Lydon forme ainsi le groupe Public Image en mai 1978, aux côtés d’un ami de longue date, le bassiste John Wardle, alias Jah Wobble, avec qui il partage une grande partie de ses goûts musicaux, ainsi que de l’ancien guitariste de The Clash, le tout aussi éclectique Keith Levene, qui, quelques années auparavant avait travaillé comme roadie pour l’un de ses groupes favoris… Yes! Une preuve de plus que l’opposition punk-prog était plus une affaire de journalistes sensationnalistes qu’une réalité artistique. Les trois hommes sont rejoints par le batteur canadien Jim Walker, recruté via une annonce sur Melody Maker, et ensemble ils enregistrent le premier album de ce nouveau groupe, qui sort en décembre 1978, sous le nom de Public Image: First Issue. Entre temps, le contexte a fortement évolué, la scène punk originelle s’est disloquée en plusieurs tendances, certaines plus travaillées et moins brutes, regroupées collectivement sous le terme « post-punk », et d’autres choisissant au contraire d’amplifier la brutalité de leur musique, le futur « punk hardcore ». On pouvait alors se demander laquelle de ces voies Lydon et sa bande allaient emprunter.

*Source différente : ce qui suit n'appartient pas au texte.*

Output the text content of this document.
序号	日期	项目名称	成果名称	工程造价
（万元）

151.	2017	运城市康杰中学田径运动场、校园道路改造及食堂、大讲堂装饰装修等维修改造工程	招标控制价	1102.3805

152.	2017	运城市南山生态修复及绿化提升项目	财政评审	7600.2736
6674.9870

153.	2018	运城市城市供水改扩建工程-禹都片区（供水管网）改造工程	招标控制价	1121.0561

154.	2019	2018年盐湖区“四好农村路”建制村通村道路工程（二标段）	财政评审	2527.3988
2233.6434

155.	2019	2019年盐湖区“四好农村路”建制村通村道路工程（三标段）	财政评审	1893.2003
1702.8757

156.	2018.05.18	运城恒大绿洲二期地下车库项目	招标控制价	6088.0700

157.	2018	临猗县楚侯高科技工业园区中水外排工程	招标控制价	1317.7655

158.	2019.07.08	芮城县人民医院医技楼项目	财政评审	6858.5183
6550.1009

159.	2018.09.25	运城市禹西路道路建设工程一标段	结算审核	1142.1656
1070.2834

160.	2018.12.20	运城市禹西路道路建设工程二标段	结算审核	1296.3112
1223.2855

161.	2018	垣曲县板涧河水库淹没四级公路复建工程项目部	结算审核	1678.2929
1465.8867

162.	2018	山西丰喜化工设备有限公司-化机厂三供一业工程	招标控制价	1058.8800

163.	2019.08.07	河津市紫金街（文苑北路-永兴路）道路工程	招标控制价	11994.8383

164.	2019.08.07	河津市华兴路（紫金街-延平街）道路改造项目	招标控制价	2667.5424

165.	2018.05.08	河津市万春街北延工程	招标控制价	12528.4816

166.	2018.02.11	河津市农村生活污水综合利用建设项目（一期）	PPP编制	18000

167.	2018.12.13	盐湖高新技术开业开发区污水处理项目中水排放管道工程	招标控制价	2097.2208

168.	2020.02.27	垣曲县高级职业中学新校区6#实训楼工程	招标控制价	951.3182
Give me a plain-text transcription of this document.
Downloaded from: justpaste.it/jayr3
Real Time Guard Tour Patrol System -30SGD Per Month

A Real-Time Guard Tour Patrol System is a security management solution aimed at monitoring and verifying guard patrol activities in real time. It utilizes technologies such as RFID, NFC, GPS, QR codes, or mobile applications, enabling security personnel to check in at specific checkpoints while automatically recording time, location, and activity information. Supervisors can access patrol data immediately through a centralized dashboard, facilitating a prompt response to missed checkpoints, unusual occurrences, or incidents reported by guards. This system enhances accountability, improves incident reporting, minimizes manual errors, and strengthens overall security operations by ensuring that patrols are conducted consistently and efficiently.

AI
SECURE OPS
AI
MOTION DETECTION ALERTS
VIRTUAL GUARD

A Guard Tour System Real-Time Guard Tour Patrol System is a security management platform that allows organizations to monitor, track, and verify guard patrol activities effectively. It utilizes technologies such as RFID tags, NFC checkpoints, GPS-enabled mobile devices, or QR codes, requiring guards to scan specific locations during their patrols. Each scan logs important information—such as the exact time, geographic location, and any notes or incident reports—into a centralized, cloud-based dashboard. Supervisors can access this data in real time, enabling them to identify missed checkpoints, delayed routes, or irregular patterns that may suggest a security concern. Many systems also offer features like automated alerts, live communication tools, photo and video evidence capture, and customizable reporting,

Le premier morceau "Theme" donne immédiatement la réponse : toutes et aucune à la fois. L’apport du rock progressif rend la musique plus sophistiquée que le punk basique, la rapprochant du courant post-punk, mais avec une abrasivité et une violence significativement augmentées. Contrairement au punk hardcore, point question de tempo à 100 à l’heure martelé pendant moins d’une minute, "Theme" est un titre au rythme lent, lourd, oppressant. Ses riffs sont hypnotiques, lancinants et le chant de Lydon se montre comme possédé, alternant les cris aliénés et les grognements extrêmes, à la limite du chant death metal, le tout sur plus de 9 minutes : quelle claque et quelle créativité, on croirait déjà entendre du Amebix ou du Neurosis avant l’heure ! Et ça continue sur la même ligne avec le déroutant "Religion", critique acerbe du christianisme, menée par les riffs dérangés de Keith Levene, les lignes de basse terrifiantes de Jah Wobble et le chant plus martial de John Lydon ; un nouveau bijou qui annonce très nettement les mouvances les plus abrasives du post-punk, ainsi que le rock alternatif ou le rock industriel. Killing Joke et Ministry ne sont pas loin ! L’album contient cependant des titres moins expérimentaux et plus "rock", renouant avec la spontanéité du punk, mais avec une élégance nouvelle. C’est notamment le cas du tube "Public Image" et de son refrain hyper accrocheur, dont l’impact sur le rock des années 80 est nettement perceptible (en particulier sur les premiers U2). Le dernier titre "Fodderstrompf" et son délire funk-komisch-dub, n’a certes pas fait l’unanimité à l’époque au sein du groupe, mais se révèle particulièrement captivant quand on rentre dedans, en plus de mettre un pied dans un territoire qui sera davantage exploité sur l’album suivant, Metal Box.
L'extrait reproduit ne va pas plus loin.